O jornalista considera que isso resultou em um jogo não tão proveitoso: “Foi pouco jogado, teve muitas faltas, foi muito parado. A qualquer momento poderia sair o gol, porque os dois times atacaram bastante, mas vi que quem o fizesse, venceria a Copa, ou iria para os pênaltis, como em 2006. Não queria que isso acontecesse de novo”, opina.
Ainda a respeito dos ataques dos times, é válido notar que eles mais pareciam dificultar a performance do adversário do que efetivar os gols que poderiam ser marcados. Com cinco chutes sem sucesso de cada equipe, o árbitro inglês Howard Webb determinou a prorrogação do jogo após o segundo tempo. Se ainda assim o placar continuasse zerado, a grande decisão seria encaminhada para os pênaltis.

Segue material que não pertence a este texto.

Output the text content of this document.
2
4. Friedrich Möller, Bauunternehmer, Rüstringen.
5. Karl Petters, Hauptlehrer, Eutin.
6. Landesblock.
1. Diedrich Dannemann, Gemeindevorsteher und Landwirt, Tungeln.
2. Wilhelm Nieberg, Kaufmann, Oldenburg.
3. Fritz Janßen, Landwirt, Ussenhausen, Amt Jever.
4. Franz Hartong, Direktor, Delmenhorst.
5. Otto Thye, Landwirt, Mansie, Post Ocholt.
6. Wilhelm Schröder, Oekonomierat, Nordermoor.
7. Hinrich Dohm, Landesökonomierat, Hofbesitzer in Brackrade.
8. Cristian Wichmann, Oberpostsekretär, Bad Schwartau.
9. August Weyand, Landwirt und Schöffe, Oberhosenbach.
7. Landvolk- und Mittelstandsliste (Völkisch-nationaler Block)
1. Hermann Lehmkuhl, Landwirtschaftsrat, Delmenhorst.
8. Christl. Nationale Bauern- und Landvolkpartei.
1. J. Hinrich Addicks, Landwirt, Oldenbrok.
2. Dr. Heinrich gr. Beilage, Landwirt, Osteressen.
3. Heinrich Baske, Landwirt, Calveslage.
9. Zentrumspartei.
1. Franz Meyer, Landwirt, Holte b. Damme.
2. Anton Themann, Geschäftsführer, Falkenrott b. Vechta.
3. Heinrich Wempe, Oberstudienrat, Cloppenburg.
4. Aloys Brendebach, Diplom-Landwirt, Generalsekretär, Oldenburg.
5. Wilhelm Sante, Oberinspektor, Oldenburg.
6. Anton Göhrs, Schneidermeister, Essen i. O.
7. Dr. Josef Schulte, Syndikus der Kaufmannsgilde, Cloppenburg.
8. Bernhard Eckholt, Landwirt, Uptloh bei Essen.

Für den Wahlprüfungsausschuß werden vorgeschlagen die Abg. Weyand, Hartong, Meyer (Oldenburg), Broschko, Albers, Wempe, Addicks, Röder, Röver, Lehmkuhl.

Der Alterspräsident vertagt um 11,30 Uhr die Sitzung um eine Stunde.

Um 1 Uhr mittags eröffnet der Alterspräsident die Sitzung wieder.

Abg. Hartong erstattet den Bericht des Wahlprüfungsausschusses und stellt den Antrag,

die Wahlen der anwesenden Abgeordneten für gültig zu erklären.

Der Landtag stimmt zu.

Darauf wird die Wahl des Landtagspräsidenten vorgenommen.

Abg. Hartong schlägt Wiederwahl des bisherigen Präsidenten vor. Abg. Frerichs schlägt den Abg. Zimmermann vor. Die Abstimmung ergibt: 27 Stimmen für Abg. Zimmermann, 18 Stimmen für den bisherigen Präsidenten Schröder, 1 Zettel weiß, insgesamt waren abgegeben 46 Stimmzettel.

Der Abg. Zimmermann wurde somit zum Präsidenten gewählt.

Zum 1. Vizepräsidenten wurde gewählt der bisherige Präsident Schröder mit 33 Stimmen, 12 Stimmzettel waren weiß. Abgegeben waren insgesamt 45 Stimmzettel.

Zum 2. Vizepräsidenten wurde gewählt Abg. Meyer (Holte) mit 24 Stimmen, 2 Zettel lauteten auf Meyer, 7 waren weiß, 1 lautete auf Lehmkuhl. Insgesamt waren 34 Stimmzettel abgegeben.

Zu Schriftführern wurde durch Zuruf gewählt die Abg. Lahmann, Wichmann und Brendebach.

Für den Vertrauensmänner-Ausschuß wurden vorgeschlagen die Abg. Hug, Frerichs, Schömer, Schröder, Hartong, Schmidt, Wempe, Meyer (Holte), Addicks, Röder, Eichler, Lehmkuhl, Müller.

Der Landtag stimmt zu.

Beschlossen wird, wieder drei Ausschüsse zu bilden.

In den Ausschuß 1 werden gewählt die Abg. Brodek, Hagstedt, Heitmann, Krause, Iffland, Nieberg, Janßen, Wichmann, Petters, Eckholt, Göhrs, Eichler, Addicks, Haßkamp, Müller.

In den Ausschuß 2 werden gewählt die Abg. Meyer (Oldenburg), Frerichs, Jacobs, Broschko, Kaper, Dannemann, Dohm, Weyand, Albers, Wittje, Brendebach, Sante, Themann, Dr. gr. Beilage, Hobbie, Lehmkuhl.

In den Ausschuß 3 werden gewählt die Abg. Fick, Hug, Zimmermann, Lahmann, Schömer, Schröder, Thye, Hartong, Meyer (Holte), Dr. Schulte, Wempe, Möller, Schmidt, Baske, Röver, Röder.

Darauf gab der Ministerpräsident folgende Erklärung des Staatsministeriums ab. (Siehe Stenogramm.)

No entanto, a prorrogação foi suficiente. Nos minutos finais do tempo adicional, o meio-campista Andrés Iniesta finalmente marcou o gol da vitória, que logo em seguida foi apitada pelo árbitro. Com o placar de 1 a 0, a Espanha conquistou, em 11 de julho de 2010, seu primeiro título de Copa do Mundo e Iniesta encerrou sua trajetória no campeonato daquele ano com cinco gols em nome de sua seleção.
A vitória espanhola, então, fez jus ao trabalho árduo de Vicente Del Bosque no comando técnico do time e finalmente assegurou a conquista de seu objetivo a longo prazo. O primeiro título foi recebido com felicidade e festa pelos espanhóis. Até mesmo a diversidade étnica presente no país que, até então, era motivo de grandes conflitos devido, dentre outros motivos, a questões identidade cultural, pareceu cessar por um breve momento para aproveitar a comemoração.
Ao que se nota, a trajetória dos campeões saiu como o planejado. A disciplina do time, combinada com a observação sagaz de Del Bosque nos campos, provou ao mundo que a vitória no futebol vai muito mais além dos chutes. “Se a gente pegar esses dois termos, que são ‘vencer jogando bem’ ou ‘perder jogando mal’, na verdade a escolha foi ‘vencer do melhor jeito possível’”, conclui Leonardo, dando ênfase ao combo de técnica, condicionamento físico e estratégia que trouxeram, juntos, a taça da Copa do Mundo de 2010 para as mãos da equipe espanhola.